It is once again the season of giving, a time for which many Americans save all year so that their loved ones can receive a very special present. If you are really lucky, you may even have a new car waiting for you under the tree. Especially for luxury cars, sales rise each December as people plan the ultimate Christmas morning surprise – complete with that giant bow.
However, if you are one of the many couples working through a divorce this holiday season, that car may come with strings attached. A gift of that caliber can change your financial asset situation, just like other luxury gifts such as jewelry, home renovation projects or other big-ticket items.
While the majority of Christmas gifts would not come into play during the property division process, some high-worth presents given at Christmas or another time could create a conflict if your spouse considers the gift marital property.

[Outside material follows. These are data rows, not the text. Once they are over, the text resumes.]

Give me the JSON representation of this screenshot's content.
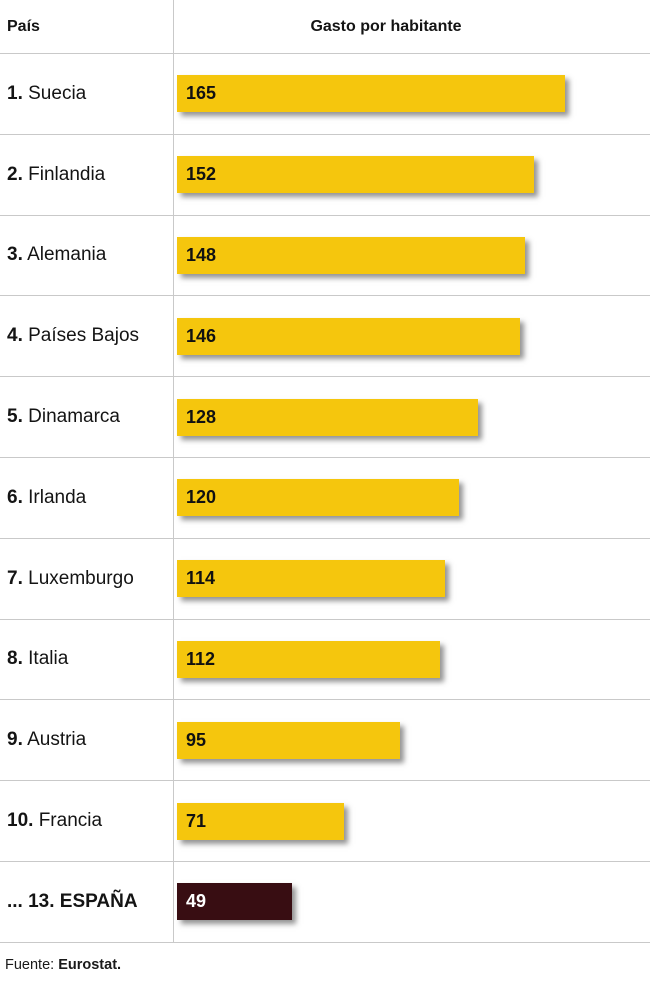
{
  "header": {
    "country_col": "País",
    "value_col": "Gasto por habitante"
  },
  "rows": [
    {
      "rank": "1.",
      "country": "Suecia",
      "value": 165,
      "highlight": false
    },
    {
      "rank": "2.",
      "country": "Finlandia",
      "value": 152,
      "highlight": false
    },
    {
      "rank": "3.",
      "country": "Alemania",
      "value": 148,
      "highlight": false
    },
    {
      "rank": "4.",
      "country": "Países Bajos",
      "value": 146,
      "highlight": false
    },
    {
      "rank": "5.",
      "country": "Dinamarca",
      "value": 128,
      "highlight": false
    },
    {
      "rank": "6.",
      "country": "Irlanda",
      "value": 120,
      "highlight": false
    },
    {
      "rank": "7.",
      "country": "Luxemburgo",
      "value": 114,
      "highlight": false
    },
    {
      "rank": "8.",
      "country": "Italia",
      "value": 112,
      "highlight": false
    },
    {
      "rank": "9.",
      "country": "Austria",
      "value": 95,
      "highlight": false
    },
    {
      "rank": "10.",
      "country": "Francia",
      "value": 71,
      "highlight": false
    },
    {
      "rank": "... 13.",
      "country": "ESPAÑA",
      "value": 49,
      "highlight": true
    }
  ],
  "footer": {
    "label": "Fuente:",
    "source": "Eurostat."
  },
  "colors": {
    "bar": "#F5C60D",
    "bar_highlight": "#380D12",
    "value_text": "#111111",
    "value_text_highlight": "#FFFFFF",
    "divider": "#C9C9C9"
  },
  "chart_data": {
    "type": "bar",
    "orientation": "horizontal",
    "title": "Gasto por habitante",
    "categories": [
      "Suecia",
      "Finlandia",
      "Alemania",
      "Países Bajos",
      "Dinamarca",
      "Irlanda",
      "Luxemburgo",
      "Italia",
      "Austria",
      "Francia",
      "ESPAÑA"
    ],
    "ranks": [
      "1.",
      "2.",
      "3.",
      "4.",
      "5.",
      "6.",
      "7.",
      "8.",
      "9.",
      "10.",
      "... 13."
    ],
    "values": [
      165,
      152,
      148,
      146,
      128,
      120,
      114,
      112,
      95,
      71,
      49
    ],
    "highlighted_category": "ESPAÑA",
    "xlabel": "",
    "ylabel": "País",
    "xlim": [
      0,
      200
    ],
    "grid": false,
    "legend": false,
    "data_labels": true,
    "source": "Fuente: Eurostat."
  }
}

As Minnesota is an equitable distribution state, each spouse must receive a fair portion of all shared marital assets. In the event of a divorce, make sure that you understand how property division handles gifts.
Gifts made to one spouse
Gifts or other large financial amounts specifically given to one partner remain separate personal property during a divorce. The worth of the gift would not affect the fair distribution of marital assets, but instead, belong to the spouse who received the gift alone. This applies to:
- Large monetary gifts
- An inheritance in the name of one spouse
- A personal injury award amount on behalf of one spouse
However, the concept of personal property can get complicated. Money deposited in joint accounts or used to enhance a marital asset (like a shared home) can become marital property due to the difficulty of sorting back out the personal property from the other marital assets.
Gifts between spouses
The state of Minnesota always considers gifts given from one spouse to the other as marital property. That means that if your husband gave you a Christmas car last year, the worth of that car would come into the equitable distribution calculation.